Barnes and Noble (B&N) book stores said they might put themselves up for sale; as reported by the LA times on August 5th. The reason? Stiff competition from online retailers. The big question is why didn’t B&N react to it sooner? This trend has been ongoing for many years, how did it go unnoticed or unrecognized for so long? Didn’t they understand the implications? Now the B&N management team feels they may no longer be able to do an effective job and it would be in the share holders best interest to sell to those more capable. In short the present management is considering throwing in the towel and are now looking to move on. So how did it come to this?
Spotting market trends takes a commitment from management to actively stay engaged and to listen to the feed back from all channels, internal and external. This sounds easy but in fact is not, as evidenced by the long list of companies that failed to see their own demise. To under score this point merely look at the companies that make up the Dow Jones Industrial average today and 10 years ago. You will immediately notice names that used to be household brands and are now gone. Go back 20 years and most of the Dow is completely different. These are blue chip companies, they are seen as the bedrock the economy is built on.
With the lightening speed of information and the now legendary desire for instant gratification, products and services can be released and taking market share within months, not the years it used to take. Large companies are notorious for moving on innovation with the speed of an ice age. Those days are over and it is going to take down a few more household names before the point is made. Trends can start very quickly and just as quickly take out an entire industry. Remember travel agents, TV repair shops, mom and pop hardware stores? Now people buy travel from discount sites, TV’s are disposable and the big box owns the hardware market. Sure there are exceptions and a person can even find that staple of 1800’s American life, a full service livery stable if he or she looked hard enough. The past is littered with countless examples, like a grave yard of businesses long forgotten, any out dated phone book, itself bordering on irrelevance, will show the names of the departed.
What can be done to stay ahead of trends and continue to be relevant?

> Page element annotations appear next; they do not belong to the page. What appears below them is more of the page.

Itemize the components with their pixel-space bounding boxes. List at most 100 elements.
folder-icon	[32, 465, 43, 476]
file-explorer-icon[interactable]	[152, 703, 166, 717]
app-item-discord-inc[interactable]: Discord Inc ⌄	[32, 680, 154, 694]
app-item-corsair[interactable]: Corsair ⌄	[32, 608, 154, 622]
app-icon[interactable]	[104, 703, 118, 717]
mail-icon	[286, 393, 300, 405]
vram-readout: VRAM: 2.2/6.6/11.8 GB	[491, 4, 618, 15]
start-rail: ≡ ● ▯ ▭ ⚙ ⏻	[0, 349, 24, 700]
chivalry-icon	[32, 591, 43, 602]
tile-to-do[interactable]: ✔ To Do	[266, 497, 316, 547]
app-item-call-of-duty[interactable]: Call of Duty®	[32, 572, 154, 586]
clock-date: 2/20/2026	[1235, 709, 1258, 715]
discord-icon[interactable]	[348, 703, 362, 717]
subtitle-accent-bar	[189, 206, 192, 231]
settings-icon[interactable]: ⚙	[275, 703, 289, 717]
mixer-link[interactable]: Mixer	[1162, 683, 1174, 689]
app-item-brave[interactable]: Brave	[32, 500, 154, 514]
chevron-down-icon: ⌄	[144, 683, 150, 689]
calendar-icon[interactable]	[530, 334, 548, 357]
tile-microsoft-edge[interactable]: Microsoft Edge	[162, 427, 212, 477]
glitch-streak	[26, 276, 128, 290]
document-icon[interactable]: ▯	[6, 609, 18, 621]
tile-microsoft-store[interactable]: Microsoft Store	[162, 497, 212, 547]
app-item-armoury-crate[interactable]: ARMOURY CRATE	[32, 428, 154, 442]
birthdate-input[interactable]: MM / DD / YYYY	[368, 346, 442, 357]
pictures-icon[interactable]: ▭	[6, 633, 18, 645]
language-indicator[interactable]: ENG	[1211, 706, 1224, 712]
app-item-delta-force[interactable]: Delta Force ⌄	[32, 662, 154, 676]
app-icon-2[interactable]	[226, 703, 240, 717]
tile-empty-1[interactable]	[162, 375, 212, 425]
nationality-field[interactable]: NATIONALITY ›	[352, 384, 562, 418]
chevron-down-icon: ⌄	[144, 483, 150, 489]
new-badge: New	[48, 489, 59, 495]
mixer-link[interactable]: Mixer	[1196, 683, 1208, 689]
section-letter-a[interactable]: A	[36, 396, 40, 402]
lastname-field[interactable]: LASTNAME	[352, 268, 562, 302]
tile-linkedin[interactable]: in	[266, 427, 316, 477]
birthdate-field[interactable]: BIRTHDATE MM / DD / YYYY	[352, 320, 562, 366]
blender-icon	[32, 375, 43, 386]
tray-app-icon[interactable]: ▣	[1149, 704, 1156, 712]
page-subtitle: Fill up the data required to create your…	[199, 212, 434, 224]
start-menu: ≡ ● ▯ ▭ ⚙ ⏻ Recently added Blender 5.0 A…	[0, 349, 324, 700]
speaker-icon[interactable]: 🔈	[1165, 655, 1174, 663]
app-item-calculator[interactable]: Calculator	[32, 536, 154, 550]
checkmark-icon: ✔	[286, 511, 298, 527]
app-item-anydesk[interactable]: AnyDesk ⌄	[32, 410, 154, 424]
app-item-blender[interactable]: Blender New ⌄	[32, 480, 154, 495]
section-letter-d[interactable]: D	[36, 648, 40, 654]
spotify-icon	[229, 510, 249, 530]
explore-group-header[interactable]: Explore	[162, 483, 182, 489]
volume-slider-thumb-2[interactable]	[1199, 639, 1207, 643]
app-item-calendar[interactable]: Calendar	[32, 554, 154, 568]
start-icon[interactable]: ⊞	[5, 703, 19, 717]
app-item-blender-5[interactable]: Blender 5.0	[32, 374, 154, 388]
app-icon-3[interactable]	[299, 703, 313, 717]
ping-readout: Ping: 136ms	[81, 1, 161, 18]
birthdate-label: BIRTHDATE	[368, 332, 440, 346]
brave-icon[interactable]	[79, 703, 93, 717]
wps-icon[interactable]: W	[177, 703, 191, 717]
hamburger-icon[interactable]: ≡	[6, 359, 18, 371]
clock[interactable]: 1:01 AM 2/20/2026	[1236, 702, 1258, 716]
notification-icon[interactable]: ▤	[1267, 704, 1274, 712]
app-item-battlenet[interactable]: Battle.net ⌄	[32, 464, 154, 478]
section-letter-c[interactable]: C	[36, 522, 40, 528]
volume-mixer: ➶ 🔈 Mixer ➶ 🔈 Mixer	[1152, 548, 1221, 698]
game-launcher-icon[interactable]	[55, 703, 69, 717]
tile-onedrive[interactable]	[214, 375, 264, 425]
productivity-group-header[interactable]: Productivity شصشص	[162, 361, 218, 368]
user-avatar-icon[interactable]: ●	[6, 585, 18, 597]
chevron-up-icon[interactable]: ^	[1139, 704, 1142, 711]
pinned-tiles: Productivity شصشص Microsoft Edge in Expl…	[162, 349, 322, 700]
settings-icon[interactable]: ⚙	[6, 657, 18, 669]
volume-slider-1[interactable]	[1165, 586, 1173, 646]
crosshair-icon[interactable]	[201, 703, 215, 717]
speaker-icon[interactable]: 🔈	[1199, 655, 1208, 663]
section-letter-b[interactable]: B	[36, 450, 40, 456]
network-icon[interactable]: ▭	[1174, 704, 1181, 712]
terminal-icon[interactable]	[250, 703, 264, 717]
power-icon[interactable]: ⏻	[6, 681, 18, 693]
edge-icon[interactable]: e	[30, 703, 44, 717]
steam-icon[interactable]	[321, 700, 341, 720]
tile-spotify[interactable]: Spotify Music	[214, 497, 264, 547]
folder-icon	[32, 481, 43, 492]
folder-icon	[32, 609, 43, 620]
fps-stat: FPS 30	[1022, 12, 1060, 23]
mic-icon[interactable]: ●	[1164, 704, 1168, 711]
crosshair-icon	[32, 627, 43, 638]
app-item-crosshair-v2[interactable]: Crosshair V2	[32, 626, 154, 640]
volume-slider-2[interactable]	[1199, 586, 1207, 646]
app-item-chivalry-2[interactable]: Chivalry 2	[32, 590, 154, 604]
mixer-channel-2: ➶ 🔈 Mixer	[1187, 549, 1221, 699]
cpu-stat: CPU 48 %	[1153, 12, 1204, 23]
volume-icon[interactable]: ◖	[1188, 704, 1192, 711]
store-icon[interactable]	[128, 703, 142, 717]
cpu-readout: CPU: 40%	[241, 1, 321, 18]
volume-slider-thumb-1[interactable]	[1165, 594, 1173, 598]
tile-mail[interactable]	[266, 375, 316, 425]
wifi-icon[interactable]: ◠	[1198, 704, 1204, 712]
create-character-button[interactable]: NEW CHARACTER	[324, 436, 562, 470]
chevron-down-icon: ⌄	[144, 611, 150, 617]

As with any aspect of a well run organization, systems have to be put in place. A first step would be a policy to encourage employees at all levels to speak up about changes in the market they are seeing from their vantage point. define what it is the company is looking for. Put together an information piece on spotting new developments that could change how business is done. From the way packages are handled to a competitors guarantee being upgraded. What specifically do employees need to be aware of? The senior managers need to do a Strengths, Weakness, Opportunity and Threat (SWOT) analysis quarterly to keep an eye on changes both internal and external. One person should be designated with bringing all the trend spotting information together and be held accountable by upper management. Reporting on trends should coincide with the quarterly performance results. In many cases one will compliment the other. If sales are down and the SWOT and market trend analysis shows strong competitor discounting or new product features then management has a good starting point to get back on plan.
The key benefit to putting this kind of system in place is that a company reduces the amount of time between a trend surfacing and the company reacting. Obviously not all changes are long term trends and many will just be flash in the pan fads. But the real trends will prove out as more data is gathered and certain topics repeat themselves over many quarters. It is said that you can’t manage what you don’t measure. Well there are ways to monitor for change and to spot trends, it is not a new science. The sad truth is that like most policies and procedures in an organization, they come from the top and are influenced by the company culture. The old adage of “don’t fix what is not broke” is a dangerous but unfortunately pervasive attitude in business today. Another mantra needs to replace it, ‘what got you here will not get you there”. Change has taken a quantum leap with the internet and in this global economy the sharks in the water are not only the competition but innovation that can make products or services obsolete almost overnight.